Considerable attention has been paid to the Universities Superannuation Scheme’s ability to meet its obligations (“USS’ multibillion-pound deficit could leave staff footing the bill”, News, 31 October). These figures have been pooh-poohed by some who argue there is no problem at all, and that the deficit is a mere accounting artefact created by ideologues who do not understand how pensions work (“Pay it forward”, Letters, 7 November). But unless matters improve, the Pension Regulator will require the USS to take steps to meet the gap.
If the universities have to put more money in, where will they find it? They can hardly go cap in hand to the government and ask for an extra allocation. The government finances them on the basis of student numbers, courses studied and excellence in research: nowhere in this algorithm is there an element to cover pension fund deficits – hence the suggestion that tuition fees might have to go up. Of course, the universities could cut back on building maintenance, put off IT upgrades, buy fewer books for their libraries, or even reduce staff-to-student ratios (perhaps by laying off academics). All are the equivalent of raising fees. Students either pay more for the same or the same for less.
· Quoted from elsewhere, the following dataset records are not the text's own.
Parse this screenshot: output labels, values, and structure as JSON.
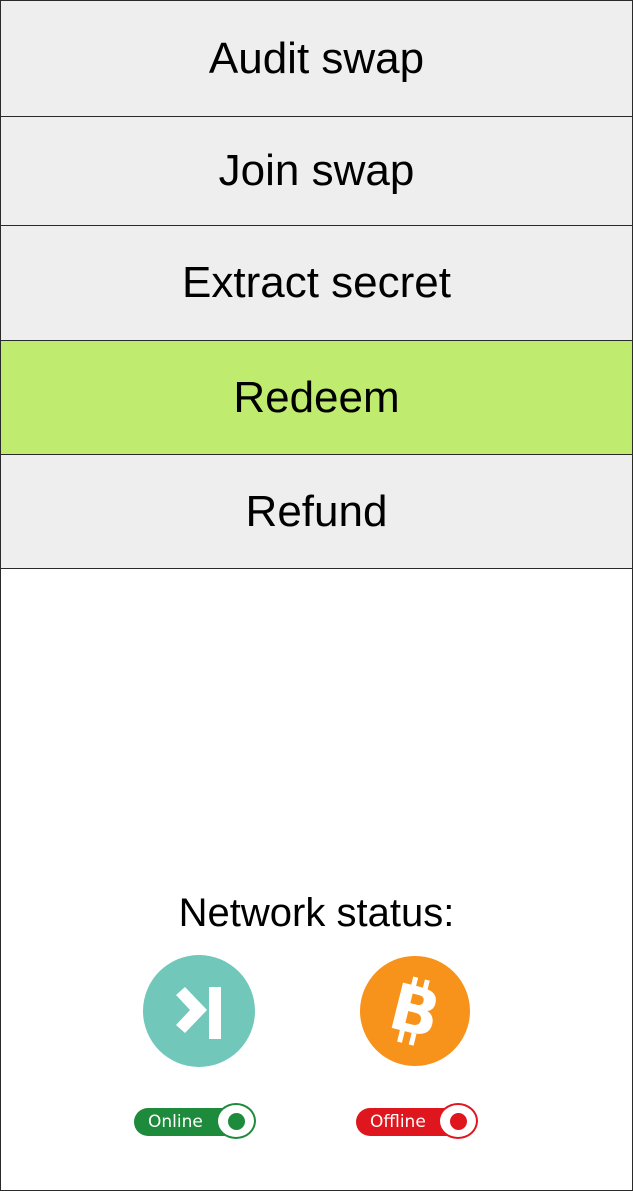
{
  "menu": {
    "items": [
      {
        "label": "Audit swap",
        "active": false
      },
      {
        "label": "Join swap",
        "active": false
      },
      {
        "label": "Extract secret",
        "active": false
      },
      {
        "label": "Redeem",
        "active": true
      },
      {
        "label": "Refund",
        "active": false
      }
    ]
  },
  "network": {
    "title": "Network status:",
    "kaspa": {
      "icon": "kaspa-logo-icon",
      "status": "Online",
      "color": "#1e8a3c",
      "logo_color": "#70c7ba"
    },
    "bitcoin": {
      "icon": "bitcoin-logo-icon",
      "status": "Offline",
      "color": "#e0161e",
      "logo_color": "#f7931a"
    }
  },
  "colors": {
    "menu_bg": "#eeeeee",
    "menu_active": "#bfeb6e",
    "border": "#2a2a2a"
  }
}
Why does the USS finds itself in deficit? In the past, it has pointed the finger at stock market downturns and increases in longevity for its problems. (Remember the justification for the 2011 reforms?) More recently, it has blamed quantitative easing for pushing down interest rates – it earns less on the bonds it holds and the present value of future liabilities increases. But QE has raised the price of bonds and dramatically improved share prices. This has benefited the asset side of the fund.
The USS has failed to learn that its assets should match its liabilities. Forty per cent of its obligations are to retirees or deferred pensioners. Such obligations need backing from products such as bonds: they pay out a fixed income, which is what the retirees and deferred pensioners are entitled to.
Rather than matching liabilities, the fund has invested in equities – and far more aggressively than most pension schemes. Yes, the USS’ equity allocation is lower than it was a few years ago, when the shares made up 80 per cent of its assets. However, equities still make up more than half of its portfolio (bonds constitute only a fifth and most of the rest are “alternatives”).
The universities should stop betting on things getting better, or blaming the current situation on “volatility”. Even if there were no more volatility (some hope) and even if the lower deficit claimed by the USS were the correct one, rather than the higher one the Pension Regulator is likely to use, with the equivalent of a £1,000 fee rise it would still take 15 years to plug the current deficit.
Rather than paying mega-salaries to fund managers to try to beat some index, our universities and the USS should start facing up to the reality.